В груди у Рэйчел кольнуло так, словно к ее сердцу прикоснулись оголенным проводом. Она не могла вынести блаженно-счастливого выражения на лице Мейсона. Оно обращало ее мысли к Дэвиду. Как холоден, как высокомерен он был, узнав про ребенка. Господи!

– Я вижу, вы времени даром не теряли! – собравшись с силами, попробовала пошутить Рэйчел.

– Как же все переменилось, а? Я женатый человек, без пяти минут отец. Ты, можно сказать, почти собралась ехать во Вьетнам… – Он повернулся к ней, остановившись на верхней площадке лестницы. Она увидела на его лице маленькие красные порезы от бритвы. Ах да, вспомнила Рэйчел, он говорил ей, что сбрил бороду сегодня утром – из уважения к родителям. Видеть своего сына в этой хипповой обстановке, да еще с внешностью Иисуса Христа!.. – Только, пожалуйста, не высовывайся там очень уж далеко. – И помолчав, добавил: – Черт, зачем я это сказал! Это же все равно что просить тебя не думать там о слонах.

Рэйчел похлопала его по плечу:

– Хорошо, обещаю. Я не буду думать о слонах.

Спускаясь по лестнице, она услышала внизу шум: кто-то кричал, хлопала дверь, звучали торопливые шаги.

– Рэйчел! Рэйчел! – донесся до нее встревоженный голос мамы.

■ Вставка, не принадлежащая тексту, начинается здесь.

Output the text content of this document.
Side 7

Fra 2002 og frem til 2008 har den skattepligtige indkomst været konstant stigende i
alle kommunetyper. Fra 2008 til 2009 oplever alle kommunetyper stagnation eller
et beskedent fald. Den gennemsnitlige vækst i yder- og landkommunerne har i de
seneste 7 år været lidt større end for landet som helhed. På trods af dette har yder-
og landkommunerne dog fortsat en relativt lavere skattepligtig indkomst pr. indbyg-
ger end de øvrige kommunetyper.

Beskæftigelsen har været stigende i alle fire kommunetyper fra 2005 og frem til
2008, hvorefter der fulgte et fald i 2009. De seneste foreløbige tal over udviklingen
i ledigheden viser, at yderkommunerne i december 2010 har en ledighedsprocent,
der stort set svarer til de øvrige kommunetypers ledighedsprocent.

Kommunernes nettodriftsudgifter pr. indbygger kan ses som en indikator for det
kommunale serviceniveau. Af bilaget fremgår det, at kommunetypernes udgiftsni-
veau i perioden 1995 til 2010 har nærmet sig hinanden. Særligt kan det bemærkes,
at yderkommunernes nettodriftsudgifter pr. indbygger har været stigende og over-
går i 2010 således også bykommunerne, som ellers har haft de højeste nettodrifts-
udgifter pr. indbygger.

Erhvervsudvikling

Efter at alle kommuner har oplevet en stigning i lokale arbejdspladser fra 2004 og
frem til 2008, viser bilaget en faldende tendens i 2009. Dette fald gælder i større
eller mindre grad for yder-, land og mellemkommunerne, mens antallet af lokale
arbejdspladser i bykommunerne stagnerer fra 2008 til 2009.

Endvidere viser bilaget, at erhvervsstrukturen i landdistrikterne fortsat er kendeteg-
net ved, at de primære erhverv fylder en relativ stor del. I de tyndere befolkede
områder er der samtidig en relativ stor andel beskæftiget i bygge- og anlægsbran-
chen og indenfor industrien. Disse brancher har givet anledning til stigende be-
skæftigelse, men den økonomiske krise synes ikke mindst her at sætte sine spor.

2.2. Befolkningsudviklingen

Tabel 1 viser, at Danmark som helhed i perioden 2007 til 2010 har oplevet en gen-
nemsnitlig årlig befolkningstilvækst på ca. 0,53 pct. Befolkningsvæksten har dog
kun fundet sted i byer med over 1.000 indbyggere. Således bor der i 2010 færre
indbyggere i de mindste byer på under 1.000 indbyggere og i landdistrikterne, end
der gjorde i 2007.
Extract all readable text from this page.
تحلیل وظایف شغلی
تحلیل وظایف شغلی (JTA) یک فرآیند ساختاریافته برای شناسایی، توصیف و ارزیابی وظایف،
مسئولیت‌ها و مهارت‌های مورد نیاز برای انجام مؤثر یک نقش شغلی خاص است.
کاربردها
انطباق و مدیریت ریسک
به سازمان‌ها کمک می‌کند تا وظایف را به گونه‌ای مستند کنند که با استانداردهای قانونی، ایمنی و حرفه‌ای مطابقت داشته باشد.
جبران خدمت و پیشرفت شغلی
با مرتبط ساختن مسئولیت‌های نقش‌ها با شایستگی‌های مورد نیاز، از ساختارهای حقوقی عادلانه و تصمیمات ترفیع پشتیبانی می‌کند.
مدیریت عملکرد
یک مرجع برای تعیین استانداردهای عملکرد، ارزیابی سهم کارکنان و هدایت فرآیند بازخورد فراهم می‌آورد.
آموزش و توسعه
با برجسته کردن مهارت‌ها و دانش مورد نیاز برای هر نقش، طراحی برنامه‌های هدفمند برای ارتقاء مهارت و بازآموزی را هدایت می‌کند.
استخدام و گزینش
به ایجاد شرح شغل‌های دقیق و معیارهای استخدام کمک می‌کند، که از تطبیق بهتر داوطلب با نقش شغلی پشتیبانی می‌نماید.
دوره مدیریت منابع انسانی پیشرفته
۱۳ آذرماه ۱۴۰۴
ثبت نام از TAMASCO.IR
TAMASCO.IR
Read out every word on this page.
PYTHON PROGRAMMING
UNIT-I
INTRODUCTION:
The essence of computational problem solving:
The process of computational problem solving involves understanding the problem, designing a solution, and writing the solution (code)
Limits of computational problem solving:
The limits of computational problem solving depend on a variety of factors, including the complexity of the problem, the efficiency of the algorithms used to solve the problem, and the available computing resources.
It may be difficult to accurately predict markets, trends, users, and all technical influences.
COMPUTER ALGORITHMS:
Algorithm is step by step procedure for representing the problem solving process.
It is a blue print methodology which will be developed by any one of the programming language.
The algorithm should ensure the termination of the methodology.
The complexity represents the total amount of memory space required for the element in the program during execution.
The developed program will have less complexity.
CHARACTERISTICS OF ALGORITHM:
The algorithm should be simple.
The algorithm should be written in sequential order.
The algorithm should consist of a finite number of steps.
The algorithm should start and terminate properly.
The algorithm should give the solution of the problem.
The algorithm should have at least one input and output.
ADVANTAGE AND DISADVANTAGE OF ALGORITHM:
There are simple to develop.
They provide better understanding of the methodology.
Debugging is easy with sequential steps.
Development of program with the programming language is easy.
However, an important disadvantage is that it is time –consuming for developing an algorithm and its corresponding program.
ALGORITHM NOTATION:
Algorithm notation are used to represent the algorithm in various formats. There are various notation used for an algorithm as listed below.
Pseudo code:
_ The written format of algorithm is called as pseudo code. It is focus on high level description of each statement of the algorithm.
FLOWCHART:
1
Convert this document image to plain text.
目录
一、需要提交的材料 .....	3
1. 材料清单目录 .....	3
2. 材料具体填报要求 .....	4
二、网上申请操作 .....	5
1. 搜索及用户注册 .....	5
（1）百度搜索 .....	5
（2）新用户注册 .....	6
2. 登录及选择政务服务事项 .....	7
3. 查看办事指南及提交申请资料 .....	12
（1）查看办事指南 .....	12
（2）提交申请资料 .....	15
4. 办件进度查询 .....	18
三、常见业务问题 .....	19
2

„Что это? Кому-то плохо? – подумала она, поймав себя на абсурдной мысли, что все это напоминает один из старых мультиков, где Багз Банни верещит: „Есть в доме доктор в конце концов?"

Но как только из темного пролета лестницы выплыл белый круг маминого лица, Рэйчел похолодела. Сердце, казалось, перестало биться. „Господи, что-то ужасное… ужасное, должно быть, случилось с…"

– Рэйчел, – выдохнула мама, – папа…

9

Сильвия сидела у себя в спальне на старой, обитой красным бархатом качалке и пришивала пуговицу к рубашке Джеральда.

„Какие же маленькие эти пуговки и какие изящные, – подумала она, продевая иглу через дырочку. – Не то что современная пластмасса. Это так в характере Джеральда – быть дотошным в любой мелочи. Все его рубашки шьются в той же мастерской, где шили и для его отца".

Сильвия подняла голову: за свинцовым переплетом высокого окна день уже угасал. „Как быстро бежит время", – с удивлением подумала она.

Ее внимание привлекли какие-то отдаленные звуки. Кажется, кто-то стучит в дверь. Звуки доносятся до нее совсем глухо. Должно быть, это внизу. Ничего, там Бриджит, она разберется. Сильвия мысленно представила, как выложила бы эту рубашку для Джеральда, чтобы он мог надеть ее завтра с элегантным голубым в полоску костюмом и его любимым галстуком от Диора, который подарила ему Рэйчел на День отцов в июне прошлого года…

Стук все громче, все настойчивее. Да это же совсем не внизу. Стучат в дверь ее спальни! И тут до нее донесся голос Рэйчел:

– Мама, ты здесь?

„Рэйчел? Какой приятный сюрприз. Может, она останется и на ужин?"

– Заходи, дорогая, – радостно воскликнула Сильвия. – У меня не заперто. Просто туго открывается. Ах эти старые двери! Толкни сильнее.

„Господи! Как ужасно она выглядит, – вздрогнула Сильвия при виде дочери. – Волосы висят паклей, приплюснуты, словно она не мыла их целую вечность. Лицо одутловатое, веки набрякли. Бедняжка".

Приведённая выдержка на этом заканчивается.